Yaman, ihtiyaç duyduğu için sosyal medyada araştırmalara başladığını, öğretmenlik öncesi çalıştığı kurumlarla iletişime geçtiğini belirterek, şöyle devam etti:
"Ellerinde fazla malzeme olan ailelerle de iletişime geçip yardım toplamaya başladım. Sonra her yıl kampanyalar artarak devam etti. Pansiyonlarda nöbet tutmaya başladım ve kız öğrenciler için giyim yardımı topladık. Sonra üniversiteye hazırlanan öğrencilere, hazırlık kitapları topladık. Lisede de görev yaptığımda kitap kampanyaları yaptık. Sonra anaokuluna geldiğimizde oyuncak ihtiyaçlarımız vardı. Ailelerin maddi durumları çok iyi değildi.

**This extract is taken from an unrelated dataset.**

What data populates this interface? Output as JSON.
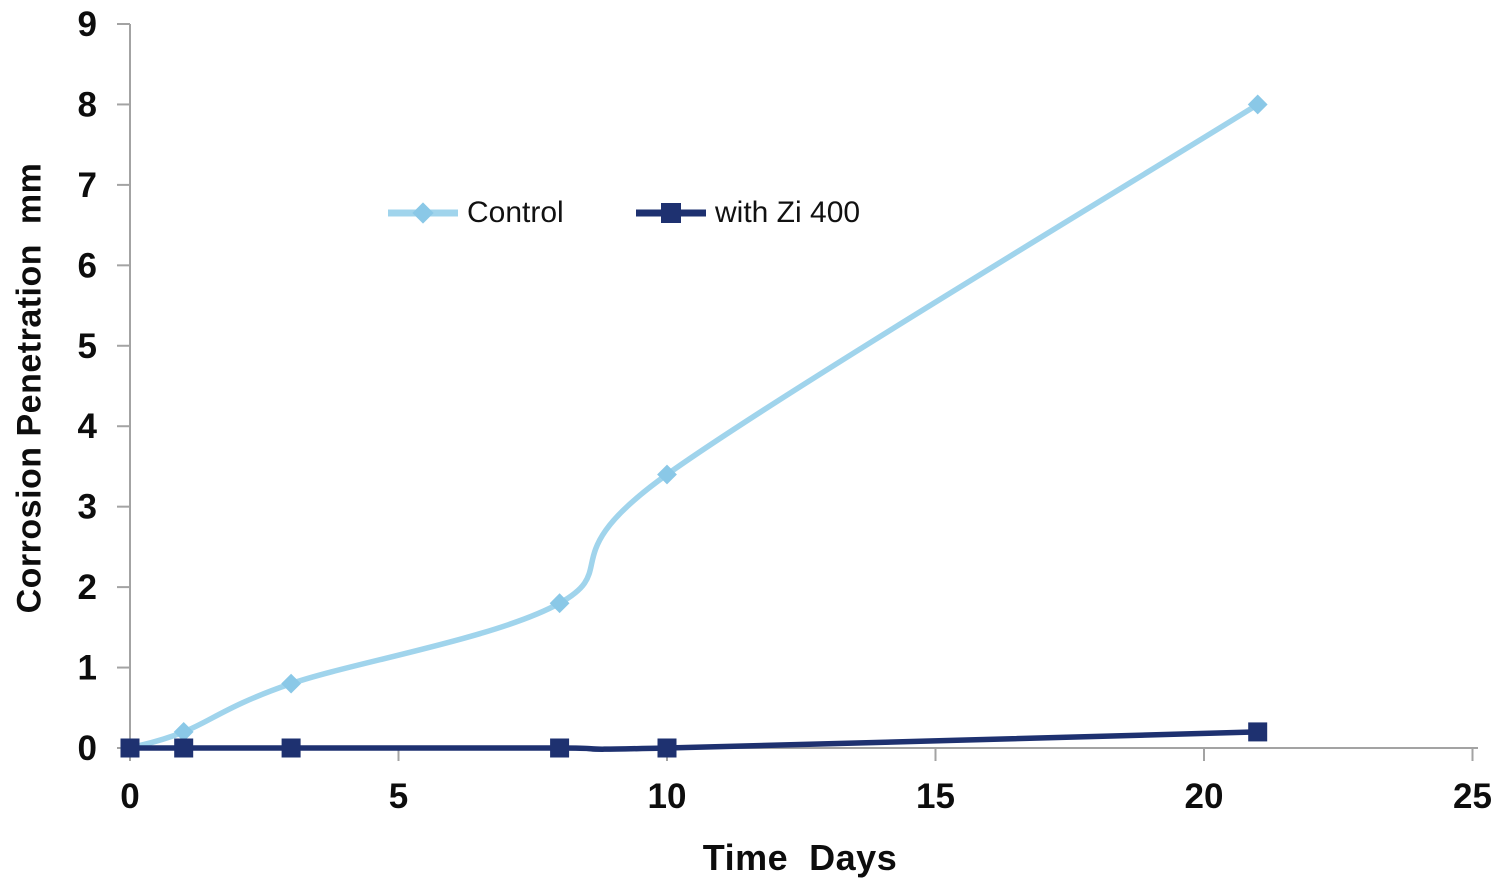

Kırtasiye ve oyuncak malzemeleri için kampanya başlattık. Bunun yanında okulun halılarının yıkanması için maddi yardım temin ettik. Yani ihtiyacımız olan her konuda kampanya düzenledik. Bu şekilde sürekli yardımlar topladık. Sağolsunlar yardım edenleri de bu yolla bulduk. İhtiyacı olanlara bu yardımları ulaştırarak yardım köprüsü görevini üstlendik."
Köyde başlayan kampanyaların giderek daha geniş kitlelere ulaştığını, daha önce sadece bir sınıf kurabilirken, şu an üç sınıflı bir anaokulunu oluşturduklarını anlatan Yaman, kampanyalar sayesinde eski görev yaptığı okulların da ihtiyaçlarını karşılamaya devam ettiğini söyledi.
Yaman, bugüne kadar çok sayıda kampanya yürüttüğünü ve bu çalışmalarla mutlu olduğunu dile getirerek, birçok yardımseverin yardımlarda bulunabilmek için uygun yer bulamadığına şahit olduğunu, artık yardımların herhangi bir kampanya başlatmadan dahi kendisine ulaştırıldığını ifade etti.
Meslektaşlarına da seslenen Yaman, "Buradaki çocuklara daha fazla faydalarının dokunması gerekiyor. 'Uzaktayım' diye sorunlara duyarsız kalmamaları gerekiyor. Çalışmaya başladıktan sonra gerisi geliyor. Araştırma yapmak lazım sadece. Her şey çocukların gülmesi, mutlu olması için" diye konuştu.